Usually, we associate making the tough calls to hire or fire, close departments, move production or close a line – and most often, when a business is struggling.
However, the toughest calls come when a business is doing well or when a new hire is really good but does not fit or vice versa.
Tough calls are easier when it’s not going well or someone is not showing up, as there is an easy justification. Tough calls are harder when you have been in the business for some time and have an affinity for what the business does, the market, the customers, and mostly, the employees.
In Jim Collins’s Good to Great, Kimberly Clark’s CEO Darwin Smith created and executed a strategy to get out of paper manufacturing in favour of paper products. All the mills were sold, much to the chagrin of many outsiders and company die-hards. The decision, of course, was not arbitrary but professionally researched, thought out, and based on the long-term. They kept within the industry they knew (paper), rather than going in a completely different direction.
Darwin Smith had been their in-house lawyer and so understood the history. All he did was apply great leadership, even in good times, and moved the business to a more lucrative position.
Having to remove people who just can’t do the job yet are nice, committed, and keen, is a tough call and takes tact and diplomacy and a streak of ruthlessness around performance: it’s not personal, it’s only business.
When the person involved has stolen from you or your business, or is rude and unproductive, it is easier to make those tough decisions to remove them, the law is on your side, so make the decision and move on even if it is painful at the time and might leave you short.
It is far easier to make tough calls if you are new to a business and have few attachments.
Recently, we were asked to take over a group’s three dealerships that were not making money. The leader of the business had already been asked to leave after accusations from an employee found to be guilty of fraud. The whole business was a shambles. It was our job to seek out those who were responsible, find the evidence, and remove them.

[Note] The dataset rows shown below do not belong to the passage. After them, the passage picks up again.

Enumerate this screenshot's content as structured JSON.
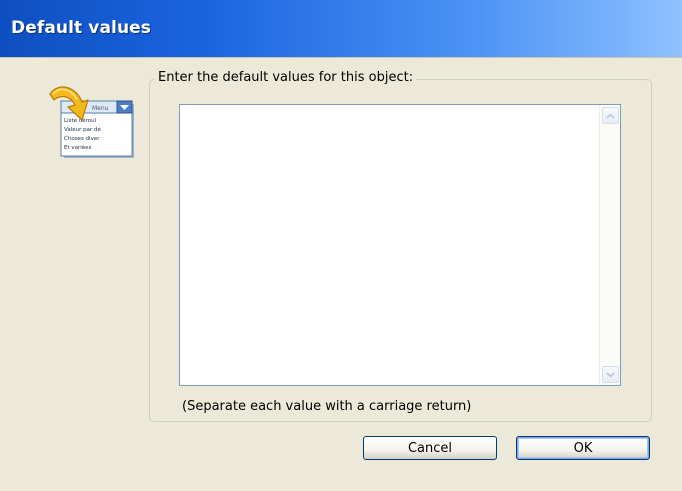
{
  "window": {
    "title": "Default values"
  },
  "dialog": {
    "group_label": "Enter the default values for this object:",
    "textarea_value": "",
    "hint": "(Separate each value with a carriage return)",
    "icon": "dropdown-list-icon",
    "icon_text": {
      "header": "Menu",
      "items": [
        "Liste déroul",
        "Valeur par dé",
        "Choses diver",
        "Et variées"
      ]
    }
  },
  "buttons": {
    "cancel_label": "Cancel",
    "ok_label": "OK"
  },
  "colors": {
    "titlebar_start": "#0e4fc0",
    "titlebar_end": "#8fc1ff",
    "client_bg": "#ece9d8",
    "button_border": "#003c74"
  }
}
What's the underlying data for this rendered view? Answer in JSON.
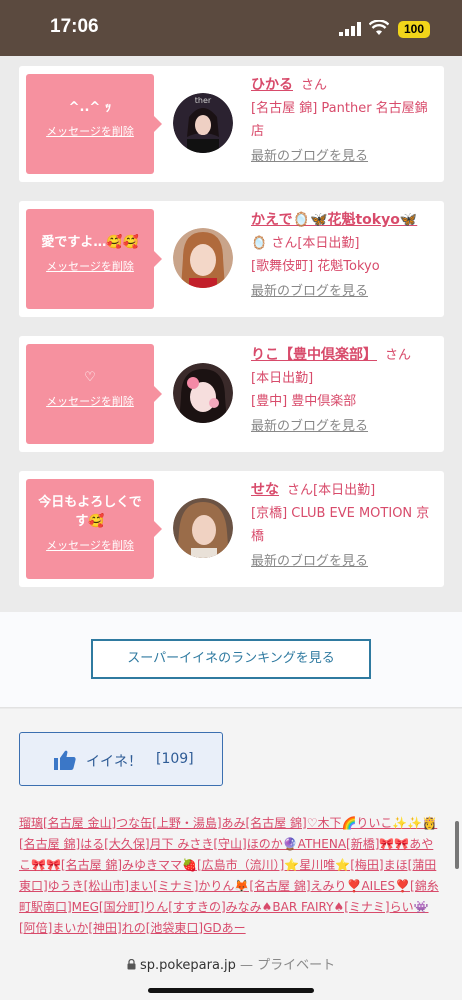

Knowing that we followed the process, and knowing everything was done right gave us a sense of strength to keep going, With the support of the board we came through implementing better practices, increasing profits, and in turn, employing more people who were reliable and trustworthy. The business today is a happy, thriving environment of productivity and success.
In summary, making the tough calls is easy when you take out the emotion. Easy for me to say – right?!